Alt managers priming the retail sales pump for 2024

Alt managers priming the retail sales pump for 2024
As investors pull money out of real estate investment trusts, asset managers are rolling out new products to get in front of financial advisors.
FEB 26, 2024

Just as major investment firms like Blackstone and KKR & Co. are priming the pump to sell more alternative investment products through financial advice firms to retail investors, one of the most noted self-help gurus of the past 30 years, Tony Robbins, has returned to the financial advice industry pitching a new book that promotes alternative investments.

What’s with the timing?
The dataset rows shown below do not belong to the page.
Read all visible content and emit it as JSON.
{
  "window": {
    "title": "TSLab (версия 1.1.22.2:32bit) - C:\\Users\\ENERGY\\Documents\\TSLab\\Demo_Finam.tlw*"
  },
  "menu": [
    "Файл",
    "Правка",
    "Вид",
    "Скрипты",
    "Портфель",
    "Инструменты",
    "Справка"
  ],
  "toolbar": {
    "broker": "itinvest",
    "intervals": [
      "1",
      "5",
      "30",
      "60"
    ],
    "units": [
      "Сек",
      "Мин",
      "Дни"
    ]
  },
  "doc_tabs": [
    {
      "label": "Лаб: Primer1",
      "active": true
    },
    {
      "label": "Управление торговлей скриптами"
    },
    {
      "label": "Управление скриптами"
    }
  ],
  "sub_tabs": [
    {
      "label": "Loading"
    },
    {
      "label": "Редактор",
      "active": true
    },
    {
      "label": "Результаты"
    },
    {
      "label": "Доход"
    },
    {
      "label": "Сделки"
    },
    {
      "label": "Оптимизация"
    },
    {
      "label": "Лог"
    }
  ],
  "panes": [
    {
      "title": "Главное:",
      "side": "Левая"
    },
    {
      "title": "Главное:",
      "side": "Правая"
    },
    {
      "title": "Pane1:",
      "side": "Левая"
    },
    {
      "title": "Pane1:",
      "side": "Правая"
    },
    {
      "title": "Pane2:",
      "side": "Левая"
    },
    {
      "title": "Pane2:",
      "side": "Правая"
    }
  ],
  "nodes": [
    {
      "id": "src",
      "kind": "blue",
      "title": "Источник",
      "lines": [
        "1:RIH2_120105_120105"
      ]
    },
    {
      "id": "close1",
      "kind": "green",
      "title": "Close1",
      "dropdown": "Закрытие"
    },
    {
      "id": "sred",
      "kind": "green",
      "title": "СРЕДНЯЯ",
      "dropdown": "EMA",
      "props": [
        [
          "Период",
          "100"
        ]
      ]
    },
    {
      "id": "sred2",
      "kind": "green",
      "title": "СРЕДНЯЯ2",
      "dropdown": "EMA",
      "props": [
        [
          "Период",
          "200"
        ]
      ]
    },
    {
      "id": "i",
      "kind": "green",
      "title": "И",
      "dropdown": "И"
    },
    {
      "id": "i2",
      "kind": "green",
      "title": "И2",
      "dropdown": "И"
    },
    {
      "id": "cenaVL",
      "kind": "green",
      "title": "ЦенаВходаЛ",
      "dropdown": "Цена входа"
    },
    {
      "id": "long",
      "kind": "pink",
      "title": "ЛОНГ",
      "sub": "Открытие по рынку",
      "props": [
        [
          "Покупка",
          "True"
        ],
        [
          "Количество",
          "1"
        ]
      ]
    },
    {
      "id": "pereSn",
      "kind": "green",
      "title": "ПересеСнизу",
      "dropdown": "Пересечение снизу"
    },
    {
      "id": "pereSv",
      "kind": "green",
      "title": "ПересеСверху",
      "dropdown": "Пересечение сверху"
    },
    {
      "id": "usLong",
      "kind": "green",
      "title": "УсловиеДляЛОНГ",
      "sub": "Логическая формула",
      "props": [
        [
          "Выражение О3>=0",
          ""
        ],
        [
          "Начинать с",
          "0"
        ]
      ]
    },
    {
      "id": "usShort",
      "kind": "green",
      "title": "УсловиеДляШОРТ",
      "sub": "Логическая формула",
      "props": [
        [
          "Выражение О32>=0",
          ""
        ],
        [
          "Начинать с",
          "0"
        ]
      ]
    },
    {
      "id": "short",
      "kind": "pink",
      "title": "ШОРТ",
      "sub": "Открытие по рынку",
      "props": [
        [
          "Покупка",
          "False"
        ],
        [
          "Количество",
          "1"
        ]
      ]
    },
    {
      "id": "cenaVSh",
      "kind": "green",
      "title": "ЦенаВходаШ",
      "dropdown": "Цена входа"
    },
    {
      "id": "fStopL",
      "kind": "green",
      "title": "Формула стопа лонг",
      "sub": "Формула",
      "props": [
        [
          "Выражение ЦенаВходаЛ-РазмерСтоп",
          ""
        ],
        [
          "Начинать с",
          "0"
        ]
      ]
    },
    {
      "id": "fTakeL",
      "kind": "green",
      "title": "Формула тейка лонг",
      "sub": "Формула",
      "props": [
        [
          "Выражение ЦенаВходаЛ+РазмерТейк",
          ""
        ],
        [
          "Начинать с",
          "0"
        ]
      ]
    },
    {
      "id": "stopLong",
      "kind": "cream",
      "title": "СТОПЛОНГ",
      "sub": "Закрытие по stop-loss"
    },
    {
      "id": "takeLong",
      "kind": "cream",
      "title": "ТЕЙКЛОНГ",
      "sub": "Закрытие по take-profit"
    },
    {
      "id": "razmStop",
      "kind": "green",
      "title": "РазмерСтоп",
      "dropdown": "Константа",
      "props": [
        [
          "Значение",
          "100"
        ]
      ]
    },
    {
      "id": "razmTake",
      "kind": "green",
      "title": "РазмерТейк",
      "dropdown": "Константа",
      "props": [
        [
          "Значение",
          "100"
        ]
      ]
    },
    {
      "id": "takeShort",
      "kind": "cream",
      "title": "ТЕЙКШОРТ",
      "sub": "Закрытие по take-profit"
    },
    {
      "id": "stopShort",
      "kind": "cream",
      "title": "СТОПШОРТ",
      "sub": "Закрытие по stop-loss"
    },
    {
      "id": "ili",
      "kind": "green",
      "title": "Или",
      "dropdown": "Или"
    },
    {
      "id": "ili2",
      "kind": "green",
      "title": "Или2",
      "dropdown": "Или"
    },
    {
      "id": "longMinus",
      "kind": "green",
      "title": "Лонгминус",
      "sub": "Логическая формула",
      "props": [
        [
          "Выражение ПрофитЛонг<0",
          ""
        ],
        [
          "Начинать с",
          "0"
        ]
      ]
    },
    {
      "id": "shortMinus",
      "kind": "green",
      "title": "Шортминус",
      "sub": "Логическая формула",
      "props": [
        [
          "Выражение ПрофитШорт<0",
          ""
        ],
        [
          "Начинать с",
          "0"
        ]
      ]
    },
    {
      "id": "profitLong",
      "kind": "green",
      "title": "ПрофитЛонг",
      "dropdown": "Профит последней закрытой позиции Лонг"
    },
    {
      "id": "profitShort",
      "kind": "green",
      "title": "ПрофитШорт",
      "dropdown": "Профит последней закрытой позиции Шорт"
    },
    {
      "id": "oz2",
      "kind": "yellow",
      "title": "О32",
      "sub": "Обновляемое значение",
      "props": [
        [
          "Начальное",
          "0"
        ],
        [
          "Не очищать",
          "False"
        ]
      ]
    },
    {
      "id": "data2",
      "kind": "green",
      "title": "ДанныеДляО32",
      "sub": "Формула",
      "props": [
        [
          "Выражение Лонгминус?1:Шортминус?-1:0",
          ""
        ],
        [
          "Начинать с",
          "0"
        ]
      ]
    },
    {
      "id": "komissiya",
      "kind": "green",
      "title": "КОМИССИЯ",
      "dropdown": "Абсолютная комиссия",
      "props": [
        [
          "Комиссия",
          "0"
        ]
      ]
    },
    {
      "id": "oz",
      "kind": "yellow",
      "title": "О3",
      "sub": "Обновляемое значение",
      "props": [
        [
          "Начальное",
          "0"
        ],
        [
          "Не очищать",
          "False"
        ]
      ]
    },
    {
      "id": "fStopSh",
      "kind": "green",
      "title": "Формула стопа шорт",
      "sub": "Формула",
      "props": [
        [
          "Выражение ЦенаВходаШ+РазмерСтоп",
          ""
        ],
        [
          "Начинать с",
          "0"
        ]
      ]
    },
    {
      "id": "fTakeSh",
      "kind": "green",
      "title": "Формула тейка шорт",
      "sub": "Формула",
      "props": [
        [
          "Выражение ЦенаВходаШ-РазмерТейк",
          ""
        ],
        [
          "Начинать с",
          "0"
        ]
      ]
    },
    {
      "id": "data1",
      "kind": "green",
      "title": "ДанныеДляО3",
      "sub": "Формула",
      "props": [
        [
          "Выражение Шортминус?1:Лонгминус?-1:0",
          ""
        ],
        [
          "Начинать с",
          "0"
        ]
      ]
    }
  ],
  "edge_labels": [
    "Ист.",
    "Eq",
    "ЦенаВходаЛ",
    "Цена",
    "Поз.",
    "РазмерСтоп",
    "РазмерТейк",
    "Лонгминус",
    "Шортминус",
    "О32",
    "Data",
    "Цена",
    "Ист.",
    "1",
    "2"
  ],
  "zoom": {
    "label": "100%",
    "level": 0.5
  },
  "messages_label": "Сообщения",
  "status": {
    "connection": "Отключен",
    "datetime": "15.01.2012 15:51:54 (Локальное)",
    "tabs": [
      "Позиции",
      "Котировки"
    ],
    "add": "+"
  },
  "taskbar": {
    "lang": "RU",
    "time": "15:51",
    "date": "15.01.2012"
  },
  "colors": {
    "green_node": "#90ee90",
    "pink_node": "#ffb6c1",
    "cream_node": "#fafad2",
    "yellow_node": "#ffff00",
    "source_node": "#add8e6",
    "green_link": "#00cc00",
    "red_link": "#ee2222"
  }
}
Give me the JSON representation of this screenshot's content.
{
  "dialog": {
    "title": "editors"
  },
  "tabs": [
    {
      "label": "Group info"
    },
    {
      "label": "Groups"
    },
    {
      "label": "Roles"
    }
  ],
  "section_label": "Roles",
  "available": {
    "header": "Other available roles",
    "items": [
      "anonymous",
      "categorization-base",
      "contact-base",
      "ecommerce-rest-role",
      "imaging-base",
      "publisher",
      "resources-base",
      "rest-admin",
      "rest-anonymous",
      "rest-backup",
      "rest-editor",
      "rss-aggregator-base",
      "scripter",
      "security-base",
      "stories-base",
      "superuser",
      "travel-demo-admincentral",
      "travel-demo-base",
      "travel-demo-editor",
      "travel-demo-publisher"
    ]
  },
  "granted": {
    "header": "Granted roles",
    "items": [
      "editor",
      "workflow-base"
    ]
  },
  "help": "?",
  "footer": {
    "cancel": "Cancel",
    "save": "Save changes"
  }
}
Undoubtedly, the terrible year for both stocks and bonds in 2022 has created a marketing environment for the messengers of alternative investments: The portfolios of mass affluent investors would have been insulated from the shocks of 2022 if a chunk, say 10 percent to 20 percent, had been invested in assets not correlated to the stock market, like real estate, private equity, or private loans, rather than just stocks and bonds.

“I had the privilege of interviewing 13 of the masters of the universe in private equity investing, firms that have gotten 20 percent, some 30 percent, compounded [returns] for decades,” Robbins said in an interview in February with InvestmentNews. “To the average person, that sounds absurd. I wanted to bring that to the general population.”

He noted that Congress is considering new rules and legislation for mom-and-pop investors to make it easier to invest in vehicles like private equity for the mass affluent or those investors with less than $1 million in assets.  

Meanwhile, the broad alternative investment industry is trying to shrug off a bad year for sales in 2023, particularly for one of the most popular kinds of alternative investments, non-traded real estate investment trusts.

Sales of non-traded REITs to retail investors totaled about $5 billion last year, while that same group of investors pulled about $18 billion from REITs through a process called redemptions, said Kevin Gannon, chairman and CEO of Robert A. Stanger & Co.

He expects a similar year for REITs this year, which means that retail investors may be looking to roll money out of REITs into different asset classes, including private equity.

“There’s more concern right now about real estate pricing directionally – which way is it actually going – than there has been in a long time,” Gannon said. “The [net asset values] of the so-called NAV REITs have come down but probably not enough as the real estate market indicates.”

“This translates into lower fundraising and higher redemptions by clients,” he said. “Is the REIT’s value right? Everyone on the planet has that concern right now.”

Given that uncertainty around real estate and REITs, a slew of alternative asset managers are rolling out new products to get in front of financial advisors. That’s not only Blackstone and KKR, but others including StepStone Group, Ares, BlackRock, and JPMorgan, according to Stanger, which tracks fund flows into illiquid alternative investments.

Many of the new offerings – 14 of 23 were launched last year – tracked by Stanger are either private funds, known as Reg D offerings, which may be sold only to accredited wealthy investors – or closed-end funds. They include private equity, private REITs, private business development companies, and private infrastructure deals.

KKR, for example, launched three such funds last year: the KKR FS Income Trust; a BDC, KKR Infrastructure Conglomerate; and KKR Private Equity Conglomerate.

The new funds appear to be gaining traction with financial advisors and clients. In January, Blackstone said a new fund for wealthy clients that focuses on private equity, Blackstone Private Equity Strategies Fund, had raised $1.3 billion, a staggering amount for a new fund.

“With this latest push by alternative managers, what the industry is seeing is the large, institutional quality managers moving into the retail market, because that’s where the assets are,” said one senior industry executive who spoke privately to InvestmentNews. “The positive for advisors is the really good firms taking institutional quality products to high-net-worth clients. In the past, that was part of the marketing pitch, but I’m not so certain that was accurate.”

“These funds are designed to make investors money, and it’s working,” the executive said. “It’s easier for high-net-worth investors to get access to private markets. But you can argue all day whether they are too expensive. As for REITs, real estate has always been an up-and-down market. It will take time, but they will eventually come back.”

Some broker-dealers have said recently that they’re pulling back from sales of alternatives, which at times may lack liquidity and can be volatile and more expensive than plain vanilla mutual funds and exchange-traded funds.

According to fund tracker Morningstar, alternative funds are more expensive than US stock mutual funds, including open-ended funds and ETFs, although fees on alternative funds have been coming down since 2019 (see chart). As measured by an asset-weighted average, alternative funds on average currently charge a fee of 1.03 percent, while US equity funds charge 0.6 percent.

High fund expenses erode investors’ long-term returns.

Tony Robbins’ new book will clearly draw attention to alternative investments like private equity. But some financial advisors are likely to duck his pitch.

“Historical returns for private equity are not useful for investors allocating today,” Josh Brown, CEO of Ritholtz Wealth Management, noted in a recent post on LinkedIn regarding Robbins’ latest book. “Valuations have converged with public markets and competition is up 1,000-fold. Retail investors will not get access to top-tier PE funds, and top-tier PE funds are the performance drivers of the asset class.”